Our results indicate for the first time that cryostimulation stimulates the antioxidative response of organism via augmentation of SOD activities (p < 0.001) and increase of UA level (p < 0.001) compared to non-WBCT subjects. UA is a natural antioxidant, accounting for upto 60% of the free radical scavenging activity in human blood. UA can scavenge superoxide, the hydroxyl radical, and singlet oxygen. UA may assist in the removal of superoxide by preventing against the degradation of SOD, the enzyme that is responsible for clearing superoxide from the cell (Kutzing and Firestein 2008).

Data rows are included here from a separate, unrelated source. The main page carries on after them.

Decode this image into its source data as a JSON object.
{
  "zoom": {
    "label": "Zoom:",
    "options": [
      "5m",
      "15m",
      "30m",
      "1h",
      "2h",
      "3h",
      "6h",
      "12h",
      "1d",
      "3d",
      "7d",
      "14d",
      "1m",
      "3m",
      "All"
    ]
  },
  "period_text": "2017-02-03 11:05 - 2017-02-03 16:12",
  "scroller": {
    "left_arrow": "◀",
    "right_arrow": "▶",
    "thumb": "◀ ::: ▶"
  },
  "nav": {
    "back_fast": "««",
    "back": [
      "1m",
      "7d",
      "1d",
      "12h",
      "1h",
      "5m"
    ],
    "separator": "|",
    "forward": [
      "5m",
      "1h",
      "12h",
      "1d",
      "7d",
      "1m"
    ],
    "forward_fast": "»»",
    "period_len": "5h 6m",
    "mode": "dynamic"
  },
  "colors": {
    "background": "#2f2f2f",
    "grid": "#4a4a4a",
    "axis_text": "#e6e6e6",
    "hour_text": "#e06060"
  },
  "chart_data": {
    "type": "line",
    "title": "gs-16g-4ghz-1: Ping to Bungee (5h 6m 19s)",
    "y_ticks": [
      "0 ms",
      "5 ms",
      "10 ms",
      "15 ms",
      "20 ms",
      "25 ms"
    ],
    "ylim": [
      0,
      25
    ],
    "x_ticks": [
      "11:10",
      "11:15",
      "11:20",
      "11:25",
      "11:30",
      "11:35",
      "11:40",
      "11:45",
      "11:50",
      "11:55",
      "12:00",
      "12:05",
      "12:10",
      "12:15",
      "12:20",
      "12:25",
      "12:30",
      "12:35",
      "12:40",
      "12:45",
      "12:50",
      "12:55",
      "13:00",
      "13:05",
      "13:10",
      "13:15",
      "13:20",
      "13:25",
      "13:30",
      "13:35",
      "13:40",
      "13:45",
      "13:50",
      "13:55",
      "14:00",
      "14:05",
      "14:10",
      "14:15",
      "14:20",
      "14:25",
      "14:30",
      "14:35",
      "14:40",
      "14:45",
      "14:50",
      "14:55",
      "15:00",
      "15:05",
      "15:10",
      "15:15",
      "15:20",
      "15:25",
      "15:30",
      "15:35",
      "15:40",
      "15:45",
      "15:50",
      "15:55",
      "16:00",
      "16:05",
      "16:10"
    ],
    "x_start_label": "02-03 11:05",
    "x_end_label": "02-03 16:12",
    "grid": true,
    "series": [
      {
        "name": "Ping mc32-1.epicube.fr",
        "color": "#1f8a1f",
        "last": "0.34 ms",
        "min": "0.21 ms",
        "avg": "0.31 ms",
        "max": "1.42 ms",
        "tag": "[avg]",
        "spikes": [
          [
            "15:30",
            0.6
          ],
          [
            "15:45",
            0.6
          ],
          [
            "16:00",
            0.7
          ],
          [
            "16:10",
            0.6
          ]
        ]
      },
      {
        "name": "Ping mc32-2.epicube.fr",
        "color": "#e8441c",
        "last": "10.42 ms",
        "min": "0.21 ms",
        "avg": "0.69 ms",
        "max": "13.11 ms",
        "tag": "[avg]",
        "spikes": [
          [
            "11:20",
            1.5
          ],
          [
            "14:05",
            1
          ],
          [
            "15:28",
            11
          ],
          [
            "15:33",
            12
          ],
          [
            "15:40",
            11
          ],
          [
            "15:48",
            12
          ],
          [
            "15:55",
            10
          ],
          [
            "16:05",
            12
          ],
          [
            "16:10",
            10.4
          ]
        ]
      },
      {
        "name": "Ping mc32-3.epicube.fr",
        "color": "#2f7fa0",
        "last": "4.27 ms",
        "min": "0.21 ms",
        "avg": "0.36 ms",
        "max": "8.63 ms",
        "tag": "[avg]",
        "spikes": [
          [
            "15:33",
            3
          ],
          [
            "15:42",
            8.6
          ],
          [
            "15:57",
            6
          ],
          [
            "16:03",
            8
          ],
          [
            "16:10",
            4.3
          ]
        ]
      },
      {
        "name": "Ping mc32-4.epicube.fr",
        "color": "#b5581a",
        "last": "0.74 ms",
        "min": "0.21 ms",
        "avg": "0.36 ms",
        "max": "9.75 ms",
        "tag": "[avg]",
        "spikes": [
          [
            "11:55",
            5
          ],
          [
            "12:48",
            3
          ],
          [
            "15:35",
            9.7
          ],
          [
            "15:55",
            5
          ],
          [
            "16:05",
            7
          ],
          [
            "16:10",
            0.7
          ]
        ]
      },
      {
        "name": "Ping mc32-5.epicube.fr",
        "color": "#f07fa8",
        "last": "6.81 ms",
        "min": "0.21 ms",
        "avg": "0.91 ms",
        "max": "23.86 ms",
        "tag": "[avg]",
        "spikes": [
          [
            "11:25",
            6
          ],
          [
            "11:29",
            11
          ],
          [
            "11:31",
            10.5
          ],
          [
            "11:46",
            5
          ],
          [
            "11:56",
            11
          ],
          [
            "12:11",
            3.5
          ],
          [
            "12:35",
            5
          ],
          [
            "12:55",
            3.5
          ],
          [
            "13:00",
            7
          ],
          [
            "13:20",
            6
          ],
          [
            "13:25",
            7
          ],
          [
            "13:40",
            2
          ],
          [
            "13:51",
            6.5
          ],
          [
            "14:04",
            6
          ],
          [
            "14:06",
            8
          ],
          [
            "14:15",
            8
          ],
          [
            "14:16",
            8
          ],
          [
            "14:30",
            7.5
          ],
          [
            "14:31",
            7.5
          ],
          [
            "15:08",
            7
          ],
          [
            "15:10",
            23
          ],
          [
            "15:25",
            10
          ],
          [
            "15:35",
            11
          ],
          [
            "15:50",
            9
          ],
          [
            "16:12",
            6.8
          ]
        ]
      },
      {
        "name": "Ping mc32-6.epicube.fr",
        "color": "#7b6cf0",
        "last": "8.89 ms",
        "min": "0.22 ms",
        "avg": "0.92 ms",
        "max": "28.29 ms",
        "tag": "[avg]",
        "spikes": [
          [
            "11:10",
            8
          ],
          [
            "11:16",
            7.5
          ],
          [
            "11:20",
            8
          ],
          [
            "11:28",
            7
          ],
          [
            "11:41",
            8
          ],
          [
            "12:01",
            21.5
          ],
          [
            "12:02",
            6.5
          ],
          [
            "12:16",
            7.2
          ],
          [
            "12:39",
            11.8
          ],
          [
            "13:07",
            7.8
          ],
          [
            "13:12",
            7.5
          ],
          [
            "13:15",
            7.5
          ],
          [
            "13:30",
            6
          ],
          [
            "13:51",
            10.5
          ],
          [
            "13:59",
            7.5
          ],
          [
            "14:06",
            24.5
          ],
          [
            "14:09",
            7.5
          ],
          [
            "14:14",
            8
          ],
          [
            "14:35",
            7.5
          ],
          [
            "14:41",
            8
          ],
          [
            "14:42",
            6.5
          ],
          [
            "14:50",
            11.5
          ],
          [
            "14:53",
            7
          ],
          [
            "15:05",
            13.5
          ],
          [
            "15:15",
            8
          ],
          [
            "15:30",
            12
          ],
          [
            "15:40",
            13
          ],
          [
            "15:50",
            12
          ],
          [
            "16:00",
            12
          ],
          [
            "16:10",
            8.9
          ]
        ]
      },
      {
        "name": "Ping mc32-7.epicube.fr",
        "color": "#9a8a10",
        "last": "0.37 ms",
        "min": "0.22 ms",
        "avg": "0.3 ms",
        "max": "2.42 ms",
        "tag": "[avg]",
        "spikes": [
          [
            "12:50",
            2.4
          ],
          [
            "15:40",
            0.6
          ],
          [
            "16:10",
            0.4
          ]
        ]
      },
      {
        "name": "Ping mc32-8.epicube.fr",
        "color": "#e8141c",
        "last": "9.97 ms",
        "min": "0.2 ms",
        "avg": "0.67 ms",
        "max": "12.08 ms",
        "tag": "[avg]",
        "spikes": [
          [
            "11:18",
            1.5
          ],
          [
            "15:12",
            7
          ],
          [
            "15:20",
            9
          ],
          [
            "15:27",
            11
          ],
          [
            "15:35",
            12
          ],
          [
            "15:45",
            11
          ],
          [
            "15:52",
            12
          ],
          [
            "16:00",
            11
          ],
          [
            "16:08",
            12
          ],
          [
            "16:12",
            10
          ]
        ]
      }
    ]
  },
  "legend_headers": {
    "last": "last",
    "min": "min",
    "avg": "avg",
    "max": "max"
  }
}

In our study, we showed that cryostimulation may reduce oxidative stress via a significant increase not only in the level of TAS but also UA in plasma and activity of SOD in erythrocytes. In the present study, lipid peroxidation in erythrocytes measured as TBARS was not statistically increased after WBCT. Other important antioxidants such as glutathione peroxidase should be examined by further research on cryostimulation.

It seems that WBCT may be used as adjuvant therapy in the treatment of diseases with oxidative stress background, since it improves the antioxidant capacity of organism.

Further studies are required to explain the antioxidative mechanisms in humans and determine the short term or long term effects of cryochamber exposure.